Luego siguió meditando y se dio cuenta de que si hubiera encuentros en el más allá, su abuelo y él se verían muy confusos por la presencia de su padre.

«Todo el mundo tiene derecho a hacer lo que hace -pensó-, pero aquello no estuvo bien. Lo comprendo, pero no lo apruebo. Lache, ésa es la palabra. Pero ¿lo comprendes realmente? Por supuesto, lo comprendo, pero… Sí, pero… Hay que hallarse terriblemente replegado sobre uno mismo para hacer una cosa como ésa. Diablo, quisiera que mi abuelo estuviese aquí. Aunque sólo fuese por una hora. Quizá me haya transmitido lo poco que yo he logrado averiguar por medio de ese otro que hizo tan mal uso de la pistola. Quizá fuera la única comunicación que hayamos tenido. Pero, diablo, sí, diablo, siento que nos separen tantos años; porque me hubiera gustado que me enseñara lo que el otro no me enseñó jamás. Pero ¿y si el miedo que el abuelo debió de sentir y de tratar de dominar, el miedo del que no pudo deshacerse más que al cabo de cuatro años o más de combates contra los indios, aunque, en el fondo, no debió de sentir realmente mucho miedo, si ese miedo hubiera hecho del otro un cobarde, como sucede casi siempre con la segunda generación de los toreros? ¿Y si hubiera sido eso? ¿Y si la buena savia no hubiese rebrotado con fuerza más que pasando por aquel otro? No olvidaré lo mal que me sentí cuando supe por primera vez que mi padre era un cobarde. Vamos, dilo en inglés. Coward. Es más fácil cuando se ha dicho, y no sirve de nada hablar de un hijo de mala madre en lengua extranjera. Pero no era un hijo de mala madre; era un cobarde, simplemente, y eso es la peor desgracia que puede sucederle a un hombre. Porque, de no haber sido cobarde, se hubiera enfrentado con aquella mujer y no se hubiera dejado dominar por ella. Me pregunto cómo hubiera sido de casarse con otra mujer. Bueno, eso no lo sabrás nunca -se dijo, sonriendo-; quizás el espíritu autoritario de ella aportó lo que a él le hacía falta. Y por lo que a ti se refiere, tómalo con calma. No te pongas a hablar de la buena savia ni de todo lo demás antes de que pase mañana. No te felicites demasiado pronto. Y no te felicites de ninguna manera. Ya se verá mañana qué clase de savia tienes tú.»

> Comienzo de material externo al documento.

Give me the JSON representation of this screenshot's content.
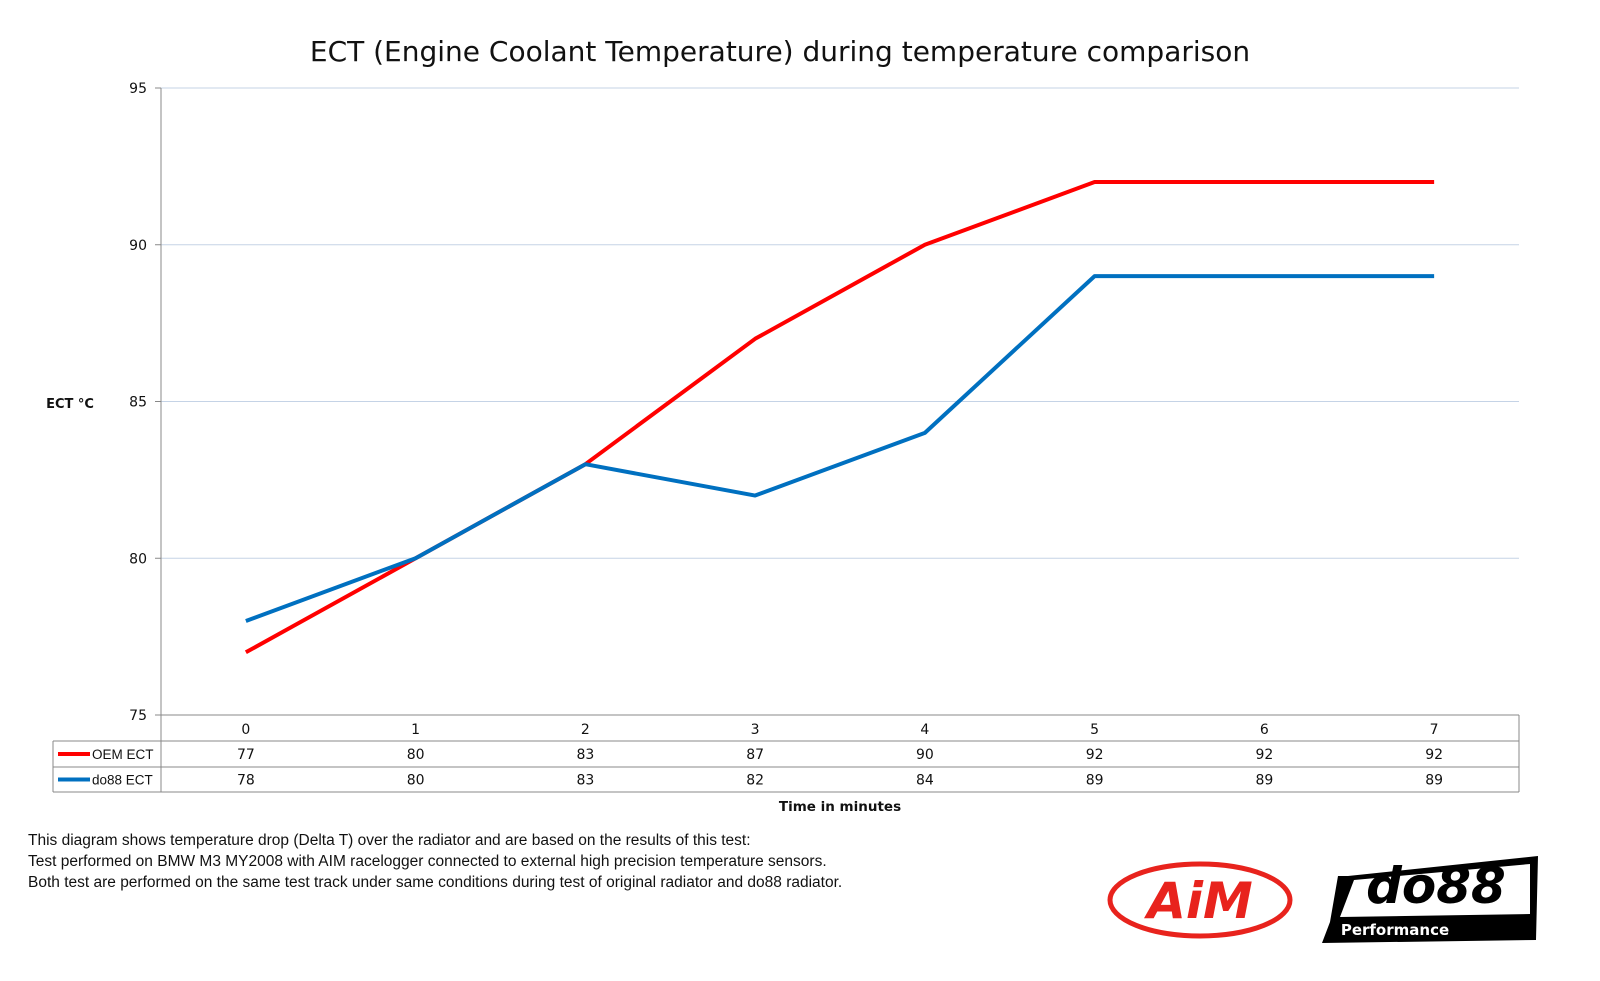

Después se puso a pensar otra vez en su abuelo. «George Custer no era un comandante de caballería inteligente, Robert -había dicho su abuelo-. No era siquiera un hombre inteligente.»

Recordaba que cuando su abuelo dijo aquello se asombró de que pudiera criticarse a aquel personaje de chaqueta de piel de ante, que aparecía de pie, sobre un fondo de montaña, con los rubios rizos al viento, el revólver de servicio en la mano, rodeado de sioux, tal y como le representaba la vieja litografía de Anheuser-Busch, colgada del muro de la piscina de Red Lodge.

«Sólo tenía una gran habilidad para meterse en embrollos y para salir de ellos -había proseguido su abuelo-. Pero en Little Big Horn no pudo salir.»

«Phil Sheridan era hombre inteligente y Jeb Stuart también. Pero John Mosby fue el mejor jefe de caballería que haya existido nunca.»

Robert Jordan guardaba entre sus cosas, en el baúl de Missoula, una carta del general Phil Sheridan al viejo Kilpatrick, Killy el Caballo, en la que se decía que su abuelo era mejor jefe de caballería irregular que John Mosby.

«Debí contárselo a Golz -pensó-. Pero seguramente no ha oído hablar nunca de mi abuelo. Quizá no haya oído hablar tampoco de John Mosby. Los ingleses los conocen a todos ellos porque han tenido que estudiar nuestra guerra civil más a fondo que las gentes del continente. Karkov decía que después de la guerra yo podría ir al Instituto Lenin, de Moscú, si quería. Decía que podría ir a la Escuela Militar del Ejército Rojo, si quería. Me pregunto qué hubiera pensado de eso mi abuelo. Mi abuelo, que ni siquiera quiso en su vida sentarse a la misma mesa que un demócrata. No, yo no quiero ser soldado. De ello estoy seguro. Solamente quiero que se gane esta guerra. Me figuro que los buenos soldados no sirven para ninguna otra cosa. Pero eso no es cierto. Piensa en Napoleón y en Wellington. Estás un poco estúpido esta noche.»